While research is beginning to reveal the mechanisms driving bacterial-load reductions in these ecosystems, it is evident that an intact seagrass ecosystem – home to filter-feeders like bivalves, sponges, tunicates (marine invertebrates) – removes more bacteria from water.
As seagrass meadows and coral reefs are usually linked habitats, Lamb’s team examined more than 8,000 reef-building corals for disease. The researchers found lower levels – by twofold – of disease on reefs with adjacent seagrass beds than on reefs without nearby grasses. “Millions of people rely on healthy coral reefs for food, income and cultural value,” said Lamb.

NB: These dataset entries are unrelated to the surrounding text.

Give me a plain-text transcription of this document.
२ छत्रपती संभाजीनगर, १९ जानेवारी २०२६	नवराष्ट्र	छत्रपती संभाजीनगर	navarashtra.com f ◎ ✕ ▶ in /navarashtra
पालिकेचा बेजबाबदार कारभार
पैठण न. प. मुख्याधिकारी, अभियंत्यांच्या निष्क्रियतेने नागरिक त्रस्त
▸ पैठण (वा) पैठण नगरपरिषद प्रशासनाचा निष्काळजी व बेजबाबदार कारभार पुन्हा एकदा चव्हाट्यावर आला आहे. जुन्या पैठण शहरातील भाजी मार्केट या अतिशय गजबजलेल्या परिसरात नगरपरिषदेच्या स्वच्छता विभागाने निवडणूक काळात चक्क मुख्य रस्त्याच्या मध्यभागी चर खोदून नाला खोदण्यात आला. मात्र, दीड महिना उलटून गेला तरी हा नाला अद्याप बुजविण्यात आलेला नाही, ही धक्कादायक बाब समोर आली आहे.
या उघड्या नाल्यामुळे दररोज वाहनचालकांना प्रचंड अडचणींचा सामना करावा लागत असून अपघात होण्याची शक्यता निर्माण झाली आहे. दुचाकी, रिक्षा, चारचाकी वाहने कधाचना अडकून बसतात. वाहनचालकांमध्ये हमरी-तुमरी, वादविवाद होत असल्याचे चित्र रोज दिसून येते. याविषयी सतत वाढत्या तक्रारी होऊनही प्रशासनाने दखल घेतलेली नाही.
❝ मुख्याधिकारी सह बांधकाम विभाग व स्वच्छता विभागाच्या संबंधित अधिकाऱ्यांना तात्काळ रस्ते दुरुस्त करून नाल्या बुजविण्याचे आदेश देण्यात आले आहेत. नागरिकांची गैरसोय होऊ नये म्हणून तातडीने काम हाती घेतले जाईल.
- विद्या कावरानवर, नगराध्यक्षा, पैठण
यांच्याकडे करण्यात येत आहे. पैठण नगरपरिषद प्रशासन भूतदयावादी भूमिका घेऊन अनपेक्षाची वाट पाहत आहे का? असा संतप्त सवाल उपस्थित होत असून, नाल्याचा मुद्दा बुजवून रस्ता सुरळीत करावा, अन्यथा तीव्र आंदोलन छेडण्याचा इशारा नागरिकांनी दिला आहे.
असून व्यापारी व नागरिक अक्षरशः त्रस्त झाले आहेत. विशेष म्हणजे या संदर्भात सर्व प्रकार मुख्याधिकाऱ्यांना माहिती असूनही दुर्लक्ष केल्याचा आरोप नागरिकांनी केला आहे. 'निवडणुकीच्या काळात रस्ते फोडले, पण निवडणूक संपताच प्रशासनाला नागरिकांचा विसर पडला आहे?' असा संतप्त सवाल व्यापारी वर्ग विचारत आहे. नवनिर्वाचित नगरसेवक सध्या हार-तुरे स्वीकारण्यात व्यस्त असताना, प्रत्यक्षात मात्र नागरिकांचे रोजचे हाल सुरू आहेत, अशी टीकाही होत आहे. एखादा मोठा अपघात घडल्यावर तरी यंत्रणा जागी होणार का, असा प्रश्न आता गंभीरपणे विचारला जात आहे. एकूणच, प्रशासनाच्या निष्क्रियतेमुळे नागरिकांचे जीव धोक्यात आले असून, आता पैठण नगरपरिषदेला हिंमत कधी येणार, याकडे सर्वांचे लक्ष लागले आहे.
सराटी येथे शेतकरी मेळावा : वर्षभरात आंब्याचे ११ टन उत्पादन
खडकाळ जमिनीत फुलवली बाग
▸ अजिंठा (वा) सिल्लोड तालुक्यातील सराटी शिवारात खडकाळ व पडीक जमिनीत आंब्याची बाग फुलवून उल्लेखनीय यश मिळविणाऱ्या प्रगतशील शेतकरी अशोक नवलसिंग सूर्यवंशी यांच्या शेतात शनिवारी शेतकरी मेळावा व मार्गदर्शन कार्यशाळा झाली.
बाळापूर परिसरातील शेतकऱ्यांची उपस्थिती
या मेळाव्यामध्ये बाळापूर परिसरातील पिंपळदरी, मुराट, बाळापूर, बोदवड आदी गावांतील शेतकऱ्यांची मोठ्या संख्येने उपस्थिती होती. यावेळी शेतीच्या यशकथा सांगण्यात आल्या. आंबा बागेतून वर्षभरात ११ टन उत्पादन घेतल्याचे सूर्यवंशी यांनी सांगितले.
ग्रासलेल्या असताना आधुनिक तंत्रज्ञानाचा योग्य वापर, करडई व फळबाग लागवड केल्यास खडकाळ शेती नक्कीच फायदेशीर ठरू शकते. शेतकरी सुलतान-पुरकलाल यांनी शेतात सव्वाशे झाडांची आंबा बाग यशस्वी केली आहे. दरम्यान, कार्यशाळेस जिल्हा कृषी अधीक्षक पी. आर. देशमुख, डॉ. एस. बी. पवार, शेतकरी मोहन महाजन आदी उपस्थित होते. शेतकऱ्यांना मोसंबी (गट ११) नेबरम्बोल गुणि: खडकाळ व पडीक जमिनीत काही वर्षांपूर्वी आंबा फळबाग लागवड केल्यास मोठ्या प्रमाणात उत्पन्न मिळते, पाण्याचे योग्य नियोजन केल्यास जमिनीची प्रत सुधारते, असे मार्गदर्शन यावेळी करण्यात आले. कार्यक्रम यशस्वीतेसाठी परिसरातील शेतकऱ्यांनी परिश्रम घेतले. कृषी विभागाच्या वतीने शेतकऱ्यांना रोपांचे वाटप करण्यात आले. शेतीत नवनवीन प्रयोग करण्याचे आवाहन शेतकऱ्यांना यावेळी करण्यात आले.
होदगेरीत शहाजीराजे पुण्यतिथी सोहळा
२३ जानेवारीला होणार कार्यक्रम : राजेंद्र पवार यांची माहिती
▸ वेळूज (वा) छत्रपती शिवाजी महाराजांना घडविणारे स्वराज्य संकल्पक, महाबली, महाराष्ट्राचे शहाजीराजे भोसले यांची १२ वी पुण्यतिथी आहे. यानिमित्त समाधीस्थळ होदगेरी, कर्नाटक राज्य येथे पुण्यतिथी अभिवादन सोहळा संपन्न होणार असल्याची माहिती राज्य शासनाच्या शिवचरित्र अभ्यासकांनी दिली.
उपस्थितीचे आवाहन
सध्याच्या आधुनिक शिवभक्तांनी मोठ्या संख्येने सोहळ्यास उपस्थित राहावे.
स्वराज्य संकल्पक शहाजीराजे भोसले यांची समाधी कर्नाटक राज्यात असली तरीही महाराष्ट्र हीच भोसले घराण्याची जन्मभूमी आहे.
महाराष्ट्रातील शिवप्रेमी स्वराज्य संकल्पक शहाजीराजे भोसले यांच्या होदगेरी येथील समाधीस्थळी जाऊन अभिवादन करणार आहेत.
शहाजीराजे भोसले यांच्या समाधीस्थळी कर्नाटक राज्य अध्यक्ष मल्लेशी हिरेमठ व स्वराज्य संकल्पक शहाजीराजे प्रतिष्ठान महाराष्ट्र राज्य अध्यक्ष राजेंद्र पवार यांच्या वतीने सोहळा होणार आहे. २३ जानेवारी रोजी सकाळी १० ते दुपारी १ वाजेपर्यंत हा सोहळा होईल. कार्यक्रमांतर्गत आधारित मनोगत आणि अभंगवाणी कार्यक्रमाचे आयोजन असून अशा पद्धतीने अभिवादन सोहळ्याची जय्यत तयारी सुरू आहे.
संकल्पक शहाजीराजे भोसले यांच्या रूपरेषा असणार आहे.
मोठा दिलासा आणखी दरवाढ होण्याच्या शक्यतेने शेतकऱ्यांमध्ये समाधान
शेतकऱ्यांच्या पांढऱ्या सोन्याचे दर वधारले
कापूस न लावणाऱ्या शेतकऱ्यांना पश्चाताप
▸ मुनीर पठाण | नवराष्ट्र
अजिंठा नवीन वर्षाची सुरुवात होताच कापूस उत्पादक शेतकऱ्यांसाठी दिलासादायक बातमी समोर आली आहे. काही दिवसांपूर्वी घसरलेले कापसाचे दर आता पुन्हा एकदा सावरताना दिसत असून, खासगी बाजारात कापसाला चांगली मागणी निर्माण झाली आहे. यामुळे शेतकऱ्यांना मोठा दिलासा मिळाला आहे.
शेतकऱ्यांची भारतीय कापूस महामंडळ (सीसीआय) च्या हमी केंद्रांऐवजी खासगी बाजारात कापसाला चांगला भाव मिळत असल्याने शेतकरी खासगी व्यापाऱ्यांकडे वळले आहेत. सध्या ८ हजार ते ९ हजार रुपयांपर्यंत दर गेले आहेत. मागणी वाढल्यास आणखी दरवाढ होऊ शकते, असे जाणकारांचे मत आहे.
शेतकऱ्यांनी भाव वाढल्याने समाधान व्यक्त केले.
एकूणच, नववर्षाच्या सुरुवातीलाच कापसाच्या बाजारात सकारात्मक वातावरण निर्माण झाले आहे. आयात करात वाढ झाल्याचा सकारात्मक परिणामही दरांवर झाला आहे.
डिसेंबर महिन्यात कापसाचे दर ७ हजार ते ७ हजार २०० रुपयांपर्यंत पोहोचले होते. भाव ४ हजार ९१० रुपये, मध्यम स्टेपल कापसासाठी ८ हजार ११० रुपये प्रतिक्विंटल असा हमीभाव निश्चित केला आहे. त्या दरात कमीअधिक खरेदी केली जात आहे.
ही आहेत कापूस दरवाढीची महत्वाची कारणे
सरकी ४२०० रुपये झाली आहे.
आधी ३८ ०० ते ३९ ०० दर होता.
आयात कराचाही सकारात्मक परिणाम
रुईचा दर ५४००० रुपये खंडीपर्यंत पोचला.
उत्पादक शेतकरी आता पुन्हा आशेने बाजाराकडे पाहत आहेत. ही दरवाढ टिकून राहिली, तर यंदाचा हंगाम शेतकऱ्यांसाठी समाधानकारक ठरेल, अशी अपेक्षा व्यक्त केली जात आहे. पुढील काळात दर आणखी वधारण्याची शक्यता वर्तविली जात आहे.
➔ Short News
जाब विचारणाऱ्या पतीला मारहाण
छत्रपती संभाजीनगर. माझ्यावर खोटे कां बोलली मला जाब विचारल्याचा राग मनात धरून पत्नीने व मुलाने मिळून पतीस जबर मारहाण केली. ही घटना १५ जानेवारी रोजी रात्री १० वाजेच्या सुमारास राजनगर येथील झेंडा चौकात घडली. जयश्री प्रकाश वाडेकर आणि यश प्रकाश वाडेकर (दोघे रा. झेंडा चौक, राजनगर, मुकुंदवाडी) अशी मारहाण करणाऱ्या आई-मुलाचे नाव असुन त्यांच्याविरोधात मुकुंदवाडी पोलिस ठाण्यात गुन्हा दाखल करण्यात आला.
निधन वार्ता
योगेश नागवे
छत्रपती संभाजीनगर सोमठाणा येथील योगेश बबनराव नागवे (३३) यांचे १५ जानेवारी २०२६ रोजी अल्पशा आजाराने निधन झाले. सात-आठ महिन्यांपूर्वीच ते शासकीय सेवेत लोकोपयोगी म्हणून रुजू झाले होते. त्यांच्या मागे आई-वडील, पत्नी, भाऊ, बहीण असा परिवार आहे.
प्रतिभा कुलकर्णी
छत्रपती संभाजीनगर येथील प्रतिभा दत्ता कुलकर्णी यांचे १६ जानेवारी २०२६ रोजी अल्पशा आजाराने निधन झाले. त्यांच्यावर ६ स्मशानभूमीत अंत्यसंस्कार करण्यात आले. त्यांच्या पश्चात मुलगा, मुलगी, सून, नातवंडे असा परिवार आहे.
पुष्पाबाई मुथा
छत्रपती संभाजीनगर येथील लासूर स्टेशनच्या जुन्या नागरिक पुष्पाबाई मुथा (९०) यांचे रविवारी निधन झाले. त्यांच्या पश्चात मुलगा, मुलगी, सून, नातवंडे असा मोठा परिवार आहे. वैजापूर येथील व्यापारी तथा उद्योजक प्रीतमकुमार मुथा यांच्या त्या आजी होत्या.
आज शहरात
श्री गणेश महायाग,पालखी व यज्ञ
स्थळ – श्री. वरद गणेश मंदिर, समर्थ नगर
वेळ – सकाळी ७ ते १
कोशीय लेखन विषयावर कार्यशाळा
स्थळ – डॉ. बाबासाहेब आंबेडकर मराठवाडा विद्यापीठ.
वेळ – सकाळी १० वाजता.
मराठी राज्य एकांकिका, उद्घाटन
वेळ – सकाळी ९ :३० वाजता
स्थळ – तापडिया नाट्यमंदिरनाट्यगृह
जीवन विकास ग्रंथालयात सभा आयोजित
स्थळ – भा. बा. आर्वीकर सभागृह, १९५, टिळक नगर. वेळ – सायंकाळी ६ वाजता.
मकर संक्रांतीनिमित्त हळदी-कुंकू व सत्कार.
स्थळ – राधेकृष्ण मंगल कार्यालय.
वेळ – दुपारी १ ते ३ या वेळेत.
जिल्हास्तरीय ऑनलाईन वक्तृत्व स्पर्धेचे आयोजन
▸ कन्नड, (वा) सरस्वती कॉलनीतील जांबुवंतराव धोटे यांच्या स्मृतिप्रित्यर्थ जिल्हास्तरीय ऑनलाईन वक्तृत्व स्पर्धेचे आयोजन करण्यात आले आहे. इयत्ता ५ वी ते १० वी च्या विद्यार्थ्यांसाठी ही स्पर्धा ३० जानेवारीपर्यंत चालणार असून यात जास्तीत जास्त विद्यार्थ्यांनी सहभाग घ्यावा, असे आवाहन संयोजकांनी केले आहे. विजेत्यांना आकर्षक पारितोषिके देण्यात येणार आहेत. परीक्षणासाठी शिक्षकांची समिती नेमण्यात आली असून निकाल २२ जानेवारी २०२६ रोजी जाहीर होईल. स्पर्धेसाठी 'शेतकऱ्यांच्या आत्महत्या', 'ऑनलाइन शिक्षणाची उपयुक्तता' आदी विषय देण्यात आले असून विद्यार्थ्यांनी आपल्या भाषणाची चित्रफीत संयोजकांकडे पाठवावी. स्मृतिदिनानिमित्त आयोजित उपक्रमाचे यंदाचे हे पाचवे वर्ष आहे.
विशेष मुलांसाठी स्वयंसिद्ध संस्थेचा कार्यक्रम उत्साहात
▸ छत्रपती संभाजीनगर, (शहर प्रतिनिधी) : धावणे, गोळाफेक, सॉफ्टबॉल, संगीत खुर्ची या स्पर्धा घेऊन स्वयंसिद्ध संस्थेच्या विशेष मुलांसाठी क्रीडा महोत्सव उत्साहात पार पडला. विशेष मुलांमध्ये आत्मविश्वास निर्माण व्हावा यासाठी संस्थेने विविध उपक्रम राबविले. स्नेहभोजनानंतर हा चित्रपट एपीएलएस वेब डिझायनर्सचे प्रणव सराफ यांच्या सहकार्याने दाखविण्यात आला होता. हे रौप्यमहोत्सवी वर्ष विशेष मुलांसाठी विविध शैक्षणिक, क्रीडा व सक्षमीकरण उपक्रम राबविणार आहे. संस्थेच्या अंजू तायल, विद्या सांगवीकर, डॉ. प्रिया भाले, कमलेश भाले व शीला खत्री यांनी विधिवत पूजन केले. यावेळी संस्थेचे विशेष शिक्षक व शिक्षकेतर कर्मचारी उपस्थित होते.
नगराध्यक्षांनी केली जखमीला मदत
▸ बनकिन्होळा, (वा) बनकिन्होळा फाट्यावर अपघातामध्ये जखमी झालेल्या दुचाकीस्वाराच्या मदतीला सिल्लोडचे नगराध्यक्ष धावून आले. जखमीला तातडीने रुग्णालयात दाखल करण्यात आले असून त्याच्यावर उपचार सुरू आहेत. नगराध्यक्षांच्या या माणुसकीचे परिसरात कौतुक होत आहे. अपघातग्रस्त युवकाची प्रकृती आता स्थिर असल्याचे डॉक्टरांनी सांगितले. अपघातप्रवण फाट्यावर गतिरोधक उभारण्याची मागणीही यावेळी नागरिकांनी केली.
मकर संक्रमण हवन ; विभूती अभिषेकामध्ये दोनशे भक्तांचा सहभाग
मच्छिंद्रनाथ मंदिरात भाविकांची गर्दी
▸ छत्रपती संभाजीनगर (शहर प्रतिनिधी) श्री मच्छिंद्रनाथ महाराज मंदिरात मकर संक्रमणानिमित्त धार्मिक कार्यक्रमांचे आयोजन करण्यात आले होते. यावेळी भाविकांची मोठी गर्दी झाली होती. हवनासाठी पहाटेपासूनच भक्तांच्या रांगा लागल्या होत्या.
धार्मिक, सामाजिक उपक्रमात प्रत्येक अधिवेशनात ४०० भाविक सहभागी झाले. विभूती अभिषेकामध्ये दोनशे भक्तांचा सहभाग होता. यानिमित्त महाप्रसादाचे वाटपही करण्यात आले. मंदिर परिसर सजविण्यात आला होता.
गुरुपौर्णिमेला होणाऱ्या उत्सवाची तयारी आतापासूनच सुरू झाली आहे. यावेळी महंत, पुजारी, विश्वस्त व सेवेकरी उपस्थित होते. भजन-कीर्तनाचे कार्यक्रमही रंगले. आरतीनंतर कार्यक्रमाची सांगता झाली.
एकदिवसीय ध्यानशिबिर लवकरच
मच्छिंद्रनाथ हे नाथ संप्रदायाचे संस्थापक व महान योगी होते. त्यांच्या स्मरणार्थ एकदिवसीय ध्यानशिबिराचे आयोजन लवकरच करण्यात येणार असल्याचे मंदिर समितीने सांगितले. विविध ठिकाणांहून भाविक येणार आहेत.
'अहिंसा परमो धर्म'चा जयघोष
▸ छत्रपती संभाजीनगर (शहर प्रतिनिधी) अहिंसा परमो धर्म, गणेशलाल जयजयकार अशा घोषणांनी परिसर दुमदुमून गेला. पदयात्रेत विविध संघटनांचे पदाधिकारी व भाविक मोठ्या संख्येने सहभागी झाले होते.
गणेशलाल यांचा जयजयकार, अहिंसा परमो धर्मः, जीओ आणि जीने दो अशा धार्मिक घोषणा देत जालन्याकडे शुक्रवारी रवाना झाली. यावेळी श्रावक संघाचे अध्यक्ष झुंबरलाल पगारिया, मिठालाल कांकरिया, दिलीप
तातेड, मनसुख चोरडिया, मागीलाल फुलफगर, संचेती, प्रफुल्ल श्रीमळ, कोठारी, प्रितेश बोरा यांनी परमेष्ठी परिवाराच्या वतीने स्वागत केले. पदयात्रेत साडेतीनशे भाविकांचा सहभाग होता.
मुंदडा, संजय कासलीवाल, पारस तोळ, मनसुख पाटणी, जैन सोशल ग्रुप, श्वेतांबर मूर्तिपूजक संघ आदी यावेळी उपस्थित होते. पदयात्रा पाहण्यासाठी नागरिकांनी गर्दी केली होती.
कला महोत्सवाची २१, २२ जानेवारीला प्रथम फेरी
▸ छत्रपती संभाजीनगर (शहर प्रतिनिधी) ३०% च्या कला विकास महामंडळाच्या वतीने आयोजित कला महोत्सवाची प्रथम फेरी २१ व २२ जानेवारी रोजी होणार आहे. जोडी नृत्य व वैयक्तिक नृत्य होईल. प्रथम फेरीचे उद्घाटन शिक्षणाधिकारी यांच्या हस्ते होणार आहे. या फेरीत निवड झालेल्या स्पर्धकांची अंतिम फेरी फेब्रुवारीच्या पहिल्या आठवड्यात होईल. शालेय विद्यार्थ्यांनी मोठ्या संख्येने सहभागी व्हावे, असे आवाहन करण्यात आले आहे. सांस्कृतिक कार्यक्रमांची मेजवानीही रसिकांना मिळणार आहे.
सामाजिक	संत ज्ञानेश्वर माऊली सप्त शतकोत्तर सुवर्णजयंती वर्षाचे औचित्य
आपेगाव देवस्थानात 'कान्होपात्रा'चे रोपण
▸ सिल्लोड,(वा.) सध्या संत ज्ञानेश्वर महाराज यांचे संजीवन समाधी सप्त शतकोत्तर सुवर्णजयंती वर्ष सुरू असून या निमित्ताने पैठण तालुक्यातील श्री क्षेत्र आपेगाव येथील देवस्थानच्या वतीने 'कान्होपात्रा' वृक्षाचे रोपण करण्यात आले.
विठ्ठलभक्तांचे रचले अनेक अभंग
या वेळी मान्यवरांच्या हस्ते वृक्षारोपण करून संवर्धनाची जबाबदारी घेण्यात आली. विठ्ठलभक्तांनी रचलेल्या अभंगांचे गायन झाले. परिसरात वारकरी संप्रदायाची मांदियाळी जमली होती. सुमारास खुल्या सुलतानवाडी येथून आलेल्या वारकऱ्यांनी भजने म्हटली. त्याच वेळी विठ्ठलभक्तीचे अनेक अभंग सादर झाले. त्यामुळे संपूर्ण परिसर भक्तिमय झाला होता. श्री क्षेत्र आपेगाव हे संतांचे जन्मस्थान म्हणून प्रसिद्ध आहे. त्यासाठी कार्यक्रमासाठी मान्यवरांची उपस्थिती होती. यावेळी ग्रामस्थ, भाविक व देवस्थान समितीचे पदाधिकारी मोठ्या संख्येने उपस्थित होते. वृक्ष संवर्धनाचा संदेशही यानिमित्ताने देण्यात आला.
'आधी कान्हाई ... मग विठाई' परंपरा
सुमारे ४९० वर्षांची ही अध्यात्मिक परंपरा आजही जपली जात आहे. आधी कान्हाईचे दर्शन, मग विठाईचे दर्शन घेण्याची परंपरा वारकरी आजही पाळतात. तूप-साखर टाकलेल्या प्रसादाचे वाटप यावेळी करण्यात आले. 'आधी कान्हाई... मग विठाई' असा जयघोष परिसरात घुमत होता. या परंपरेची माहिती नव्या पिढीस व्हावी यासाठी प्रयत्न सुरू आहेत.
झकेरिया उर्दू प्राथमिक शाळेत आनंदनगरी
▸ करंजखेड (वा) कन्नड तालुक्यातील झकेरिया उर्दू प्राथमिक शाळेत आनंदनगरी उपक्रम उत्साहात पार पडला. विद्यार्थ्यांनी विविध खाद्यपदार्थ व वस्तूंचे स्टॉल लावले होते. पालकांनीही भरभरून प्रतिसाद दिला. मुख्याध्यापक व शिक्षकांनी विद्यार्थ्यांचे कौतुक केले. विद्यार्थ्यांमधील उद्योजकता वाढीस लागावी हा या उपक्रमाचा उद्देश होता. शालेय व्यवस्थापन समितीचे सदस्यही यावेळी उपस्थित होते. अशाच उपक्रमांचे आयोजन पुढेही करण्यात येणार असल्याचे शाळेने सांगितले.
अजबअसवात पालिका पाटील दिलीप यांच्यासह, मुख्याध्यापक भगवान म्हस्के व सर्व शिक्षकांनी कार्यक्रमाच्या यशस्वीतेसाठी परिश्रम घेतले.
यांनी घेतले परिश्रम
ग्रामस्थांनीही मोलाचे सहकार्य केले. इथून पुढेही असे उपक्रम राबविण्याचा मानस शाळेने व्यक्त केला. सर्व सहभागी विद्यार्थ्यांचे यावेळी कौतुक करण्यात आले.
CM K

Harvell, Lamb and their colleagues agree that these findings are key to conserving seagrass ecosystems. “Global loss of seagrass meadows is about 7 percent each year since 1990,” said Lamb. “Hopefully this research will provide a clear message about the benefits of seagrasses for human and marine health that will resonate globally.”
Regions around the world promote aquaculture to help feed populations, as diseases for many ocean-dwelling plants and animals increase, Harvell said, “Our goal is to stop measuring things dying and find solutions. Ecosystem services like seagrass meadow habitats are a solution to improve the health of people and the environment. Biodiversity is good for our health.”
Co-authors are Jeroen van de Water, Centre Scientifique de Monaco; David Bourne, Australian Institute of Marine Science; Craig Altier, Cornell’s College of Veterinary Medicine; Margaux Hein, James Cook University, Australia; Evan Fiorenza ’17; and Nur Abu and Jamaluddin Jompa, Hasanuddin University, Indonesia.
The work, “Seagrass Ecosystems Reduce Exposure to Bacterial Pathogens of Humans, Fishes and Invertebrates,” was supported by The Nature Conservancy NatureNet Fellowship through Cornell’s Atkinson Center for a Sustainable Future at Cornell, and the Capturing Coral Reef and Ecosystem Related Services Project funded by the Global Environment Facility and the World Bank.